Entre las manos de Memphis, el niño recuperó la calma. Cerró los párpados como si fuera a quedarse dormido de nuevo. De pronto, se puso rígido. Abrió los ojos de par en par. Miró a Memphis con fijeza mientras todo su cuerpo se agitaba. Sus palabras fueron un susurró ahogado: «Oh, hijo mío, hijo mío. ¿Qué has hecho?».

Isaiah se tambaleó, pero su hermano lo cogió a tiempo y lo metió en su cama, donde el muchacho continuó durmiendo como si no hubiera pasado nada.

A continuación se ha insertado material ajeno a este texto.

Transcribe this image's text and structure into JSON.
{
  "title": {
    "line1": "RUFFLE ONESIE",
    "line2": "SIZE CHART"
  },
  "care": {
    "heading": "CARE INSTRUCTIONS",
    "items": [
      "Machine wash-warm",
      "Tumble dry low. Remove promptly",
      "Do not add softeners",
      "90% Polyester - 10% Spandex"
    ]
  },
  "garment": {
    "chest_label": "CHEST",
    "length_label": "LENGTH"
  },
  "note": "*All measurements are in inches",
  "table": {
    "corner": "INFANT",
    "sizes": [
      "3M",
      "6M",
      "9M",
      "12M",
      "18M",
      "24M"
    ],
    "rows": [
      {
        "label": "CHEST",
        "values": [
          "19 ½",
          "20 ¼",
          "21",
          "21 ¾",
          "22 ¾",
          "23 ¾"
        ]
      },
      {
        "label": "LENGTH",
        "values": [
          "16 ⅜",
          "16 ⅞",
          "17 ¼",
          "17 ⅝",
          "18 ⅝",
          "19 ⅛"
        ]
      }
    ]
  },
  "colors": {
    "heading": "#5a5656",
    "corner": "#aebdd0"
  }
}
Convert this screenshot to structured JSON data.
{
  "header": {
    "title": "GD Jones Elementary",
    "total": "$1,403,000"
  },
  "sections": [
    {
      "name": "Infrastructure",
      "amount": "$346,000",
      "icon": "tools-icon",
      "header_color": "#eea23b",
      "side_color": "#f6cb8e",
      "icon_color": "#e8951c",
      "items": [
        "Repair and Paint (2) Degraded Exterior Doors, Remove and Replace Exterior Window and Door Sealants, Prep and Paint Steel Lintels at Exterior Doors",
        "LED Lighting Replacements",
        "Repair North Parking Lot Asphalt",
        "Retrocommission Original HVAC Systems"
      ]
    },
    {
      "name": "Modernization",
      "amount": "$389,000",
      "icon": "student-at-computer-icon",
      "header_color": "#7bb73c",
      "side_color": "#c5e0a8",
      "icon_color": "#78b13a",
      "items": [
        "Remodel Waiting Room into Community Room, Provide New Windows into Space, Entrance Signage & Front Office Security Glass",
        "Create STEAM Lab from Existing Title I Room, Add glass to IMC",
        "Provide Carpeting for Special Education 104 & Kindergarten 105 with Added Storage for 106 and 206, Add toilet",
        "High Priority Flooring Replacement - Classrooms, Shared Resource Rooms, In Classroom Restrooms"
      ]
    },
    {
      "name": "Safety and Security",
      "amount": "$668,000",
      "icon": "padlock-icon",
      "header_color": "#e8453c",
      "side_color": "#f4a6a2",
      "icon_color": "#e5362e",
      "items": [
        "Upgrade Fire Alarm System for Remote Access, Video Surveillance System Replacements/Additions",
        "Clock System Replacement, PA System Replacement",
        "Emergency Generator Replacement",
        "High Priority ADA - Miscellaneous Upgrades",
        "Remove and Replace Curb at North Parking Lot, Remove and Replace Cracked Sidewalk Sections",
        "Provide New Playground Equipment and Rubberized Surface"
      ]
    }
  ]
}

Memphis se sentó temblando en la suya. Incapaz de dormir, observó el oscilar de la respiración de su hermano durante un tiempo, hasta que las primeras horas del amanecer llenaron la habitación de una luz débil y lechosa. ¿Cómo podía saberlo Isaiah? Nadie lo sabía excepto Memphis. Era lo que había visto cuando estaba sumido en el trance sanador de los últimos momentos de su madre, que yacía en su lecho de muerte. Cuando había entrado en aquel otro lugar, en un terreno neblinoso entre la vida y la muerte, había visto el espíritu de su madre, apenado y asustado, con las manos tendidas hacia él justo antes de que se lo tragara una vasta oscuridad. Sus últimas palabras habían sido tanto una bendición como una advertencia.

«Oh, hijo mío, hijo mío. ¿Qué has hecho?».